Without the seven-hour break the school day provides us, I lose sight of my offspring as the precious entities that they are. They morph into the disruptors of focused activity, the enemies of cleanliness, the foes of putting one's feet up to enjoy an episode of The Good Place or any other series I've deemed kid-friendly enough to watch within their earshot. They are the demanders of constant snacks and water refills, the perpetrators of slime violations, and the destroyers of most nice things.
All these offenses are a pesky, but manageable, part of parenting when that job comes with breaks. But when it doesn't, things get ugly . . . like "haven't showered in two days, can't even remember where my makeup bag is" ugly. I've accepted Summer as the peak season of personal unrest, an unavoidable time of child overload that comes with some decent perks, like a good tan, an excuse to eat leftover French fries for lunch, and relaxed bed times. But these things are better in small doses than months-long ones, and by the end of this past Summer, I was burnt, bloated, and exhausted.
School was a welcome relief, compounded by the fact that my youngest was starting kindergarten, adding multiple hours to my weekday kid breaks, but almost immediately, I started panicking about those days when school would not be in session — and as every parent knows, there are soooo many days when school is not in session.
I started flashing back to last year's Spring break. My husband and I hadn't gotten it together to plan a proper trip, so we pieced it together, scheduling a couple of nights at a hotel in downtown Chicago and a couple more at an indoor waterpark our kids had been begging to visit. My husband got sick before day one, and I ended up dragging two kids around the city solo, then enlisting my mom to endure the horror of an indoor water park for more than 24 hours (never go for more than 24 hours, you guys; trust me).
If I was going to be with my kids nonstop for a week at Thanksgiving, for two weeks at Christmas, for a five-day weekend over President's Day, and for another week at Spring break, I was going to have to get the hell out of Dodge (Dodge being my sure-to-be kid-ravaged home), and so I started planning fun trips for my family like a psychotic travel agent on a personal mission and a budget. I'm so grateful and lucky that I have the resources to make my get-out-of-Dodge trips possible (and a family that supports my flee-the-scene habits).

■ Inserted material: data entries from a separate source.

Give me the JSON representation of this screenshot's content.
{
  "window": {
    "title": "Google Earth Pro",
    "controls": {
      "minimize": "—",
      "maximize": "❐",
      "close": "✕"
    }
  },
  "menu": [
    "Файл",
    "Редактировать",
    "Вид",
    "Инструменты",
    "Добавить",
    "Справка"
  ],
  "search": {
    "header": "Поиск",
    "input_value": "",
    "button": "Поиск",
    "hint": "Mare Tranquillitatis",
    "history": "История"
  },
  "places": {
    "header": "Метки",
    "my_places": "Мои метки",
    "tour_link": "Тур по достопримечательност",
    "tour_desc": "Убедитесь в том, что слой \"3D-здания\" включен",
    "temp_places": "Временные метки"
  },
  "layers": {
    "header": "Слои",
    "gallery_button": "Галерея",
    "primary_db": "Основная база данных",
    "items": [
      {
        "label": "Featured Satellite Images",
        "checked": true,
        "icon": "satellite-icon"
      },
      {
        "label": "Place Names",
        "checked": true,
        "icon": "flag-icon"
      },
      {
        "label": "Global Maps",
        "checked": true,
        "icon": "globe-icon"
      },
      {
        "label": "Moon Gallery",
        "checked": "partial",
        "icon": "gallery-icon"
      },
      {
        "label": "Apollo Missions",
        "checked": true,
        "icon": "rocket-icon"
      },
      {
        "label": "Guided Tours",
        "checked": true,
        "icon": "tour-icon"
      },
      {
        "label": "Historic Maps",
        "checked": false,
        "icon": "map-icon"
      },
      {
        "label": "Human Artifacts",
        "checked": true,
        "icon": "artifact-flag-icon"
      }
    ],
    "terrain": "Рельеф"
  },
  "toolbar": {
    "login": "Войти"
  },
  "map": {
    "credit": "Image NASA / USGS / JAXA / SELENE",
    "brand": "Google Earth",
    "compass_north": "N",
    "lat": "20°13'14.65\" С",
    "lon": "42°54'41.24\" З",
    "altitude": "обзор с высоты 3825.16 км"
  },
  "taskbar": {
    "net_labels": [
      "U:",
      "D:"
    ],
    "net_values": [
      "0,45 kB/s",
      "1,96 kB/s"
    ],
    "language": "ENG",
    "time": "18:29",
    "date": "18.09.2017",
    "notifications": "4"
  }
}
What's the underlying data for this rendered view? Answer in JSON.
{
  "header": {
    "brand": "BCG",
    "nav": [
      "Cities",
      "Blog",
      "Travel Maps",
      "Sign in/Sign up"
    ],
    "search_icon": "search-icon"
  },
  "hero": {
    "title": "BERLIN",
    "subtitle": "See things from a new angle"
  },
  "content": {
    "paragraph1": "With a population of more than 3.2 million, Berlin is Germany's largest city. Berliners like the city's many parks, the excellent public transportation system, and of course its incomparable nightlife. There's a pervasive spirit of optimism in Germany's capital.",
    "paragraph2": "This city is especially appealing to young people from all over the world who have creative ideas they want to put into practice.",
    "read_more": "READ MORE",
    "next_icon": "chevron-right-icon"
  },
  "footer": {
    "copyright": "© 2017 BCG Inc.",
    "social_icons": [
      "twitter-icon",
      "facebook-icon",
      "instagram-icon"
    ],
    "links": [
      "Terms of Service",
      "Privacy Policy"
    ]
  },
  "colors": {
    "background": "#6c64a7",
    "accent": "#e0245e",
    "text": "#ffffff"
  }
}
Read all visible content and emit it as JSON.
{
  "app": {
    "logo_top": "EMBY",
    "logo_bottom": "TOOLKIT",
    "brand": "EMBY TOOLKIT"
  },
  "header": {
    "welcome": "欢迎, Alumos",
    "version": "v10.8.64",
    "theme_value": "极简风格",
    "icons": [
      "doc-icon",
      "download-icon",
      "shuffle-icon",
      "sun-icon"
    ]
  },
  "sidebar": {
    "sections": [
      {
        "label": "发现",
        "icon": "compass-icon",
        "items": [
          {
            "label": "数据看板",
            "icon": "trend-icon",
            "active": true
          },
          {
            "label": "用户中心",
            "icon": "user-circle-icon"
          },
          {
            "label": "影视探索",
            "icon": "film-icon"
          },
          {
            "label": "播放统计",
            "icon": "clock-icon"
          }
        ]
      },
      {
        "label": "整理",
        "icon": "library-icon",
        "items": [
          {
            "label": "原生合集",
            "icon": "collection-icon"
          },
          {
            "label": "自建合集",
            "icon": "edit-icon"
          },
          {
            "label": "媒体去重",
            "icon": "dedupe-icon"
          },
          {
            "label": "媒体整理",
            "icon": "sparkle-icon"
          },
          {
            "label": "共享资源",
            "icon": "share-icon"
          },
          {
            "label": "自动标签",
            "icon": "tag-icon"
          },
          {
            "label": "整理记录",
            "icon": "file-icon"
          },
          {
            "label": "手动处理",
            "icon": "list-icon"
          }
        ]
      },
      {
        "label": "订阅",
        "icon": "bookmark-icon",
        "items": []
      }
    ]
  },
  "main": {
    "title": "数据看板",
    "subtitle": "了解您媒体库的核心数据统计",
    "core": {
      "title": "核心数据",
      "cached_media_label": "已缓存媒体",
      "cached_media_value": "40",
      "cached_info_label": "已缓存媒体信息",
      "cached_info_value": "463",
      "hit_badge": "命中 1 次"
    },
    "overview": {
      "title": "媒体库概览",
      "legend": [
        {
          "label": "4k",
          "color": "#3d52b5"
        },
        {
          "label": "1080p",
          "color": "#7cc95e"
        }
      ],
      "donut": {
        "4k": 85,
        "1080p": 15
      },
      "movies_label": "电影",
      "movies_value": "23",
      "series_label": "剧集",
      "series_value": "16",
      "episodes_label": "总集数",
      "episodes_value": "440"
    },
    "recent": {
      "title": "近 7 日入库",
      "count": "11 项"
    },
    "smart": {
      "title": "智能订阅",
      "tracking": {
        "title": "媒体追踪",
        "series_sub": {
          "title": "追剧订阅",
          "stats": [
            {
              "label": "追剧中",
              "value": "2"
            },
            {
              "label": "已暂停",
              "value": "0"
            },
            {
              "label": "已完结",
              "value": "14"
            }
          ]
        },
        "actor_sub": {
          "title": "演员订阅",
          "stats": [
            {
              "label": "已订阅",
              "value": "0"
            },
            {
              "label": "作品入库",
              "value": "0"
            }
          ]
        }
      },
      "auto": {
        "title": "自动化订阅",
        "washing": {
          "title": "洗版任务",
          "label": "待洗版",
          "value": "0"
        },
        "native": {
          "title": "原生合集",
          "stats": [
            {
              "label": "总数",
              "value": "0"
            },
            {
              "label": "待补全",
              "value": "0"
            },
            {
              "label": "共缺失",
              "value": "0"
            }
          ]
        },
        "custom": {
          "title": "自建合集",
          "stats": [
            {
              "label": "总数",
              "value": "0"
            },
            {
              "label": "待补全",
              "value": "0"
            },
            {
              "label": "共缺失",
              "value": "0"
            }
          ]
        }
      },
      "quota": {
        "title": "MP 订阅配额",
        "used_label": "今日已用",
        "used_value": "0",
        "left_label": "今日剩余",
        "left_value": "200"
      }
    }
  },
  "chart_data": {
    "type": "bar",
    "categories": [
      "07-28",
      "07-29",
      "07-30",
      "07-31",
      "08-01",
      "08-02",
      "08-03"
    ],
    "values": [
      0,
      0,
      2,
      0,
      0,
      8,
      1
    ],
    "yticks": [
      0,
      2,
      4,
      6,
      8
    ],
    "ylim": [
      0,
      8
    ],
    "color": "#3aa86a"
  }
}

First, I expanded our annual Christmas beach trip by a few days, and I convinced my parents we should travel to the Pacific Northwest to visit my brother and sister in law for Thanksgiving. (Built-in babysitters are always a good idea when you're traveling with the main purpose of making your parenting life easier.) When my mom also suggested we head to another beach to celebrate my dad's birthday in February, I was all over it, and I followed that up by finding an affordable apartment to rent in Austin for part of Spring break, complete with pool and the cheapest flights I've booked since the millennium. Will we be allowed to check bags or sit near our kids? Still unclear according to the fare's rules.
Of course, I'm now exhausted from all that travel planning, and it's a great possibility that, by the end of all of our trips, I'll be convinced that staying home for the next school break sounds like a best idea ever. But at least my couch won't be covered in slime this year — and that's a win I'll take for now.